The Abbey has been the most uncertain adventure. It is a gift. I was on the road to being a really good religious professional. There would have been the facade of certainty, I could have climbed the ladder to big church senior pastor. It was my dream, or so I thought. When we started the Abbey, I didn’t even drink coffee, but Chris Smith, owner of Beansmith, knew all about coffee. And when we started the Abbey, I didn’t know about staffing or permits or painting or spreadsheets - but Janelle did, and Jeannie did, and Mike did, and Barb did. For every unknown there has been someone with gifts who emerges in the just the right moment.

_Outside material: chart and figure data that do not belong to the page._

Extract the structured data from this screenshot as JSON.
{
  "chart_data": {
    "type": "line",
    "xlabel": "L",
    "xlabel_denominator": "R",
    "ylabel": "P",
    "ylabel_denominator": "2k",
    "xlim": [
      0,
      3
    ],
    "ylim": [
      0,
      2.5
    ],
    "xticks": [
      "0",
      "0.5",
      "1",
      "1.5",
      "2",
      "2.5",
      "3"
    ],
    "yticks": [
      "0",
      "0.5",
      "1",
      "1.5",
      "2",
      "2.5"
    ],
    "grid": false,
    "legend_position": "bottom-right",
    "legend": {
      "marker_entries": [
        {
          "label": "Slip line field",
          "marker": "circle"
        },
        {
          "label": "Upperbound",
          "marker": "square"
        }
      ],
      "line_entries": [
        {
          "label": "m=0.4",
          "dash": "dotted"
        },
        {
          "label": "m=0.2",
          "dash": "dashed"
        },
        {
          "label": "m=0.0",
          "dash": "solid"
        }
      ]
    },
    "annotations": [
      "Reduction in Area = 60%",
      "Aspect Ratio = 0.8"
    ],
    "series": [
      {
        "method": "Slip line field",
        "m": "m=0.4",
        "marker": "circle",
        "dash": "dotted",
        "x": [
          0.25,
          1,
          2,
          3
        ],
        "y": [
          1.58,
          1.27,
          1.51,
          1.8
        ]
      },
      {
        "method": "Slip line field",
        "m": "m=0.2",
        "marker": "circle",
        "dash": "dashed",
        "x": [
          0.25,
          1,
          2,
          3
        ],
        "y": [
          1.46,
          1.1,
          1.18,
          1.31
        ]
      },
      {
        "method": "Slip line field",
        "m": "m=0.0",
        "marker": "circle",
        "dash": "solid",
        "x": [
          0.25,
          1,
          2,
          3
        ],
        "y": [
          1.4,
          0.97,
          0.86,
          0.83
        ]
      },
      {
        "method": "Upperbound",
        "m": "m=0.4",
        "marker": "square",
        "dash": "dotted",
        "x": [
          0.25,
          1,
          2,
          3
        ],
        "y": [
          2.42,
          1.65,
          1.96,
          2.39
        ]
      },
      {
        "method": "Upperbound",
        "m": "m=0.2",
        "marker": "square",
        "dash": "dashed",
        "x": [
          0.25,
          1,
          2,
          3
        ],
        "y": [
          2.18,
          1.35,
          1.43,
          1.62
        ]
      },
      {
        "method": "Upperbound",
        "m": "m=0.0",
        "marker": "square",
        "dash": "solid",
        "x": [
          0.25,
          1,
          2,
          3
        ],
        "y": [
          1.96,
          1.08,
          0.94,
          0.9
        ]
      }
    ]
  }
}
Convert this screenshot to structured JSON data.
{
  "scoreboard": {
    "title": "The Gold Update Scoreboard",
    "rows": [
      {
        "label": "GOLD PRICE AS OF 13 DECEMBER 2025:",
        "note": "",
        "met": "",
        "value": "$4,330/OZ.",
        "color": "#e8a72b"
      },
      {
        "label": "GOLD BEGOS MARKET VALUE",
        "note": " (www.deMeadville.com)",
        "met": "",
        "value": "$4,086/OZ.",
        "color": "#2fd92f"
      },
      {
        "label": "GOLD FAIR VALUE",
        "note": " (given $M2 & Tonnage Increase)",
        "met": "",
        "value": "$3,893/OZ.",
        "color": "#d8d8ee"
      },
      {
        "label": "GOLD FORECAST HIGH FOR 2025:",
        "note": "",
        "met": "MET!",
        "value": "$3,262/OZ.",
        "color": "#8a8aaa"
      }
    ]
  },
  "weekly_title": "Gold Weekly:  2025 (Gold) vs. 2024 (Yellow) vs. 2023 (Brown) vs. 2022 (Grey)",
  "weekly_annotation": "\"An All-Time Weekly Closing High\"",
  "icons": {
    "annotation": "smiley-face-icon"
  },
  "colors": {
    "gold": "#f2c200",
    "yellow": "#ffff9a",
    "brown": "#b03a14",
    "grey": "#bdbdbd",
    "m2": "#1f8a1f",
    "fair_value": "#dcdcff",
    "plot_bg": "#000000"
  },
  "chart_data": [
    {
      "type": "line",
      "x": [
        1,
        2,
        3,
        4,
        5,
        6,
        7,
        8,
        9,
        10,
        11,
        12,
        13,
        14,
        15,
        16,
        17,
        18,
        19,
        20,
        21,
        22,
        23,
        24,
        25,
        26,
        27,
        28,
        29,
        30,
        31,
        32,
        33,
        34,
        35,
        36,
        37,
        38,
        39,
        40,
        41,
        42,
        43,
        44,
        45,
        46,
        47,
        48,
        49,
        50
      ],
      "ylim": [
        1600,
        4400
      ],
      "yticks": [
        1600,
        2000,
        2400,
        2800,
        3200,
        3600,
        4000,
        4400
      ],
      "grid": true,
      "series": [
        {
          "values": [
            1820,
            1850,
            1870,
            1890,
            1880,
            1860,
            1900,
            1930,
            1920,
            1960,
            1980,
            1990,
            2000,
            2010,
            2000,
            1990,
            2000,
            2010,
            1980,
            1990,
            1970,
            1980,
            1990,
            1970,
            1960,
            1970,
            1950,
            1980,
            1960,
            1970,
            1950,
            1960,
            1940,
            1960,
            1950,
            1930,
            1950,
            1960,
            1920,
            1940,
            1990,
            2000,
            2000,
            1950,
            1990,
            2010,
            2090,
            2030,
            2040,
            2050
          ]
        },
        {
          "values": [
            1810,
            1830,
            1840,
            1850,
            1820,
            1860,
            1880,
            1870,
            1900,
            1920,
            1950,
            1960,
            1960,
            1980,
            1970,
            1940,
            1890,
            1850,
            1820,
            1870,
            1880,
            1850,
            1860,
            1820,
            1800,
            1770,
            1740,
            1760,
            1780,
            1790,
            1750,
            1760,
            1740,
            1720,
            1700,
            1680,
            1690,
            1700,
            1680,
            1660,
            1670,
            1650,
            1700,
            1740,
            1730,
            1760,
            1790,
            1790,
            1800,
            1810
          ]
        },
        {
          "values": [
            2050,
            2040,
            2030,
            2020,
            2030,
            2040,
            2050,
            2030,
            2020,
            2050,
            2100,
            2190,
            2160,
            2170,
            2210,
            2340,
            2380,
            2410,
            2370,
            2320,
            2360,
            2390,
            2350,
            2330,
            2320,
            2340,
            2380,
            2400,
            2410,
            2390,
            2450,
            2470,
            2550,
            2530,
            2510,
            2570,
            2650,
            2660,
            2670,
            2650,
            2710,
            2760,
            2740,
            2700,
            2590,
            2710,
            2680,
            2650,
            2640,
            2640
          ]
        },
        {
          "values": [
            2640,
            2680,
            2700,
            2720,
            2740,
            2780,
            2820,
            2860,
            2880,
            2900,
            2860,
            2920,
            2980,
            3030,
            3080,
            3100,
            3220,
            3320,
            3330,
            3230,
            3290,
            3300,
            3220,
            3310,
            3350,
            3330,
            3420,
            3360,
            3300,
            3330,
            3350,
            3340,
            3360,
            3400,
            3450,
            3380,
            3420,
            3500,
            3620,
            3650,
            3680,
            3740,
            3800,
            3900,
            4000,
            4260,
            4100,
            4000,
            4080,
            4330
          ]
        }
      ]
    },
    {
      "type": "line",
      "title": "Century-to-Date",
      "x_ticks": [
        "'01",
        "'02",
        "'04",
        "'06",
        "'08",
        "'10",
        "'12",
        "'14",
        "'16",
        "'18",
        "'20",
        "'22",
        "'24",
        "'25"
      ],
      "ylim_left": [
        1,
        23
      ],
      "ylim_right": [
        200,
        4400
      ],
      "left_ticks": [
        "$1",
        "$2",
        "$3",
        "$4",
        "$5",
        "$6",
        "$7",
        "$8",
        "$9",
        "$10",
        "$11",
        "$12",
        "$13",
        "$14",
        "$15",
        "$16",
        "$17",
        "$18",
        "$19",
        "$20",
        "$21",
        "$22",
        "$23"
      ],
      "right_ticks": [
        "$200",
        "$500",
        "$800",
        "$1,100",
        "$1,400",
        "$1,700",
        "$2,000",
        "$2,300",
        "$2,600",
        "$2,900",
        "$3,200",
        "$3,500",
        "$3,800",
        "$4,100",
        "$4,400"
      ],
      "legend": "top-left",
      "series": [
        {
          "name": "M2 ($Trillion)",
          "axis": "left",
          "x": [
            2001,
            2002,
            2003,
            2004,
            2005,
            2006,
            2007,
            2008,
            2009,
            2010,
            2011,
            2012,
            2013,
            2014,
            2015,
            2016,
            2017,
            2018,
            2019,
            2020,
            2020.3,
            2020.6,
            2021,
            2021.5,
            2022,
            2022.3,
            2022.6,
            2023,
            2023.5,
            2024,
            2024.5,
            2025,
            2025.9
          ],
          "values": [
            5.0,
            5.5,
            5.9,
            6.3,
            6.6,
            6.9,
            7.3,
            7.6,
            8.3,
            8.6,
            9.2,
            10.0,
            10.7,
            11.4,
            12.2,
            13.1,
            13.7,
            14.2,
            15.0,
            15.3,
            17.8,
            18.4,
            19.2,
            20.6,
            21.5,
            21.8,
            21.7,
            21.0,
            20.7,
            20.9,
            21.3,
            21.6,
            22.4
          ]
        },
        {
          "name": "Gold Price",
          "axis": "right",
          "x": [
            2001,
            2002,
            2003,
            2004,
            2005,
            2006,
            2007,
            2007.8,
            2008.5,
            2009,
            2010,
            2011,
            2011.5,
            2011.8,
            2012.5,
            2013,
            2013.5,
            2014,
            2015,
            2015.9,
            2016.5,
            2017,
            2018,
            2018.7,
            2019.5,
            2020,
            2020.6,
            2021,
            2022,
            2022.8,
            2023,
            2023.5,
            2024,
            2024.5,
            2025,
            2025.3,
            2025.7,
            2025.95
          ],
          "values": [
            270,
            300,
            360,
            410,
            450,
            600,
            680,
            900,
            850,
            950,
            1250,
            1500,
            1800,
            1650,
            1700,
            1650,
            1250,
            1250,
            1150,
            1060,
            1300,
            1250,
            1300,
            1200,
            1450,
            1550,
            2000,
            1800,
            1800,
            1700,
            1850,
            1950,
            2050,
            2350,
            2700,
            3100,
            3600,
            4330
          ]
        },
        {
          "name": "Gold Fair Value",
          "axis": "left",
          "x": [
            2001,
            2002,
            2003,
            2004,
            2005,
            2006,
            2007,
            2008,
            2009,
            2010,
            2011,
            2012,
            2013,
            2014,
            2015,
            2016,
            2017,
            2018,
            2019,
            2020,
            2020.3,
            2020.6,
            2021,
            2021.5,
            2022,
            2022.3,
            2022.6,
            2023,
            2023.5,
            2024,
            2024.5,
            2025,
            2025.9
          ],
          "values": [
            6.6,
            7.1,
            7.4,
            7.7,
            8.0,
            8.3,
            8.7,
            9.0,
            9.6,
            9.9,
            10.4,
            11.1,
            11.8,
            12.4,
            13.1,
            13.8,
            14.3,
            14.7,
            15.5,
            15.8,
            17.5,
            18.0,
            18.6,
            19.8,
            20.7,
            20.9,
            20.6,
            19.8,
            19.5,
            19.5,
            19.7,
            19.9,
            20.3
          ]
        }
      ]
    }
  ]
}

In 2015, when we set out on our own, my only hope was to grow enough that first year that when we ran out of money the Conference would see some merit in funding the gap (after I begged them to bail us out - which I planned to do, of course). And do you know what happened? I never had to ask them to bail us out. That year, two things happened: one, this community grew in giving, our giving doubled in one year. Two, our campus ministry grant came through. I set totally unreasonable (but necessary, if we were going to exist) goals for the next three years. I turned them into the Bishop’s office, knowing that if I was the one receiving them I would have laughed because they were such a stretch. And yet, every year we have made it. Every year, I worry; every year it looks uncertain; and every year I am amazed at our sure and steady growth, at people taking ownership in this place and at the generosity inspired by our work. And the truth is every time I get really confident, I am quickly reminded to stay in the wilderness. In fact, the Sunday I announced that our morning service had grown so large we needed to split it in two, was the smallest Sunday attendance we had experienced in nine months. The truth is, I looked out and thought can I stop this train? Can I say that mailer was a typo? Can I just go back to Egypt?
I am asking you to join me in the wilderness for a while longer. I’m asking you to stay flexible and fluid and dream something impossible. We are in the wilderness. What will it look like for us to include more people? What does the space look like for our next steps? How do we staff for the future? I have participated in plenty of “inclusive churches,” particularly in Dallas, where everyone was a close family and it was actually hard to be included. I have participated in small churches that liked being small, so folks were not really welcome. We have held enormous smallness in tension, including and maintaining relationships. We have leaned into this living sanctuary and made it active to a diversity of people all the time. We have hosted more non-profit events than ever before and included more people in our work. Our work now is to stay in the wilderness, to stay open and bold and flexible when certainty seems so attractive and actually attainable now - in a way I only dreamed years before. As we turn seven, I ask you to pray with me from the Psalm One and to imagine all the seasons before us, seasons of yet more growth, more room for more connection, and more relationships.
May we stay in the wilderness together.
Questions for discussion:
• What have you experienced in reading the Exodus Story? What do you hear in the scripture?
• What has wilderness looked like in your life and your story? What did you learn from the wilderness?
• How do you experience uncertainty? What is that like for your spirituality?